By not getting the WB high enough right away, you will find that stress relief takes longer and may not be 100% effective. Also, long conditioning tends to add moisture to the lumber but not give much stress relief. A short-term fix would be to cool the lumber off briefly just before conditioning and then use 100% steam spray with no heat. This may work even with poor insulation for a while, but it can also be hard on the life of a building.



From contributor F:
I have had the fortunate pleasure of having the exact same problem a few years ago. The kiln in particular we had our learning curve with is a masonry cross-flow design forklift loaded kiln. We could dry the lumber without any complications, but whenever we tried to condition using a 147 WB, we could only get to about 130. We checked everything! Control valves, controllers, loading practices, piping, plugged holes in spray line, holes at correct angle to mix with the air, vents maintaining the closed position, new clean wetbulb wicks before conditioning, etc.

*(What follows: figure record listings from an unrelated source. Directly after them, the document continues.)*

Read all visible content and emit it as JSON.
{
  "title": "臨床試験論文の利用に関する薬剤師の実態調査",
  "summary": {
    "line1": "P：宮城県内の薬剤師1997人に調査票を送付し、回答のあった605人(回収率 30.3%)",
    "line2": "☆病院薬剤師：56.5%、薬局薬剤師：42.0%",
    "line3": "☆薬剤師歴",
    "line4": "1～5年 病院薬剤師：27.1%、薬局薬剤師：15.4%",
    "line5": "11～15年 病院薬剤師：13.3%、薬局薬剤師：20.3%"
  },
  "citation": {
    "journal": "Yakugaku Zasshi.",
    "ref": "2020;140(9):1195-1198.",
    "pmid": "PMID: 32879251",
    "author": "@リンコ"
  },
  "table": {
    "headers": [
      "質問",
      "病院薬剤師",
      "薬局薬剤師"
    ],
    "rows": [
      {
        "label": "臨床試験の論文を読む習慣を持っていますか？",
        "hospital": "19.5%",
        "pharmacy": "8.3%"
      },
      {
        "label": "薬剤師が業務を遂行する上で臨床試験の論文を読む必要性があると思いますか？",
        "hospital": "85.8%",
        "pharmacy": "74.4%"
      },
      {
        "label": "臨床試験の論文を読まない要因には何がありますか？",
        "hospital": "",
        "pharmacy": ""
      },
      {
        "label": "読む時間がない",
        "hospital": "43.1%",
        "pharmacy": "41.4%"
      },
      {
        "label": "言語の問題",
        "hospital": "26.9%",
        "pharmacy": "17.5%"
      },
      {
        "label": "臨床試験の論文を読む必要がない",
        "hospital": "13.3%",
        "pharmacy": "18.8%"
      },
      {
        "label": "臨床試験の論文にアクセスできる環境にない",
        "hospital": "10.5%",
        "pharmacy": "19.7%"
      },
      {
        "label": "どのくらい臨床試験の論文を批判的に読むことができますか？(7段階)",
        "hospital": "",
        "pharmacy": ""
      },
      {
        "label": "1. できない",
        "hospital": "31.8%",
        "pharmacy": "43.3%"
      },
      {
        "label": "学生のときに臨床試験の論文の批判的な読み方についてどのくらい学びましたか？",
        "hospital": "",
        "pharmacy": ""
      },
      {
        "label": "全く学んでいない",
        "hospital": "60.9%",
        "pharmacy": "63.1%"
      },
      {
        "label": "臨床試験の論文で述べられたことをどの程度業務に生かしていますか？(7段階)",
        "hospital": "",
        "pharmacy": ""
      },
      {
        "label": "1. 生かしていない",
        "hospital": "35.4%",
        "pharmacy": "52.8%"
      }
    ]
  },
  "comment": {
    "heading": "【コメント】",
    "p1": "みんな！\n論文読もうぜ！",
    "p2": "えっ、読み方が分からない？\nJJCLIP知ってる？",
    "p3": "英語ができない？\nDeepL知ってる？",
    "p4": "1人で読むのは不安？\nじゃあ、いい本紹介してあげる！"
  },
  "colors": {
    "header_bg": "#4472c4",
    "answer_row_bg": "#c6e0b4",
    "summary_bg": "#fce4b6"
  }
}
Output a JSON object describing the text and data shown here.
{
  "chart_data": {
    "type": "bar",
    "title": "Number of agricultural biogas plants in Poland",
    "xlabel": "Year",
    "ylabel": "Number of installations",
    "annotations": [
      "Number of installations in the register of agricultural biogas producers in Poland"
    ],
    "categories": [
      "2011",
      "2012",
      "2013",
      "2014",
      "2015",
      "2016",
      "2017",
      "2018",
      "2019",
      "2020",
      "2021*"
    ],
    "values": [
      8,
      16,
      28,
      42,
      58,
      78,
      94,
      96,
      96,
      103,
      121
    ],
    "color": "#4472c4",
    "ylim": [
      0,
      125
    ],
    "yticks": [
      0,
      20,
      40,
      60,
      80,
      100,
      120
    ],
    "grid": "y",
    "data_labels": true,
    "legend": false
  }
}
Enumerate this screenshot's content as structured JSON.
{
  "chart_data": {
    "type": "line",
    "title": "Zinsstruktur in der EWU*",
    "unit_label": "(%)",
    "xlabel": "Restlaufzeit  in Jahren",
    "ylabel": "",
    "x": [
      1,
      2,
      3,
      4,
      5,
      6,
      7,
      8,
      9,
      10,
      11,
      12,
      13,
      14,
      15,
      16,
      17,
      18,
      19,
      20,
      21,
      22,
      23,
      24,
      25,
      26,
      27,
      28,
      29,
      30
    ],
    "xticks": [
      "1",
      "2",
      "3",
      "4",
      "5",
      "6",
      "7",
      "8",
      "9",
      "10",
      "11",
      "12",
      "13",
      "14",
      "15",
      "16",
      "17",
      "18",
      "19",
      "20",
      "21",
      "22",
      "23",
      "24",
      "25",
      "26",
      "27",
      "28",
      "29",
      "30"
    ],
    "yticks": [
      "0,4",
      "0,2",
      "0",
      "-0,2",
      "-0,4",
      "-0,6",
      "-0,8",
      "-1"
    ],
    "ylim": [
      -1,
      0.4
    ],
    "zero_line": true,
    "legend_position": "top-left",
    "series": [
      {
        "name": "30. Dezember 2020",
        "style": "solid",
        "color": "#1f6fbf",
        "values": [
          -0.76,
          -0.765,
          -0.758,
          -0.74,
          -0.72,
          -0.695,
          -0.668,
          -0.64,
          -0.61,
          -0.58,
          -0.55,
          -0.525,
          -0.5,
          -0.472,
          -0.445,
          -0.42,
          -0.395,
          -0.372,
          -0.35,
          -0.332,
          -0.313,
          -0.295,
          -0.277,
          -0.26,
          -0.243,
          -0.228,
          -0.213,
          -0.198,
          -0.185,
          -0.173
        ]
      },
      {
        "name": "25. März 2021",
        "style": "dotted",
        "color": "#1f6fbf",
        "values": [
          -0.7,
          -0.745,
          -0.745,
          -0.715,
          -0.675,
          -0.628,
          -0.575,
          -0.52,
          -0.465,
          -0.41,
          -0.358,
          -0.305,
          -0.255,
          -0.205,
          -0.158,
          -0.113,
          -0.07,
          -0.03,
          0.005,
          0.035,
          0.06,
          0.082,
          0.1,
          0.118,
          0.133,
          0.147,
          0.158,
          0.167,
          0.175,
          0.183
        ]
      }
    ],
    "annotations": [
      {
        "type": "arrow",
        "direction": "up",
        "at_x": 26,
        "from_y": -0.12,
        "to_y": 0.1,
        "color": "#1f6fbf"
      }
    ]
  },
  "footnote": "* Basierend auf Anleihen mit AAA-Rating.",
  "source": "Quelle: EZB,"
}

What turned out to be the problem after racking our brains charge after charge was that the rubber gasket on the bottom of the kiln doors had come off. The doors on our type of kilns have a rubber gasket on the bottom to help seal the kiln up when they are closed. When the doors are in the closed position, they have about a 2" to 3" gap between the bottom of the door frame and the concrete. This gasket had come off over the course of opening and closing them charge after charge and after replacing with new gasket, our headache with that problem went away. Of course, after replacing the gasket, we had to beef up our door anchors to keep from imploding the doors. I hope this is of some help, but always remember, there is not any fun in improving your drying practices unless you encounter some obstacles along the way that helps to increase your knowledge of your kilns and how they operate.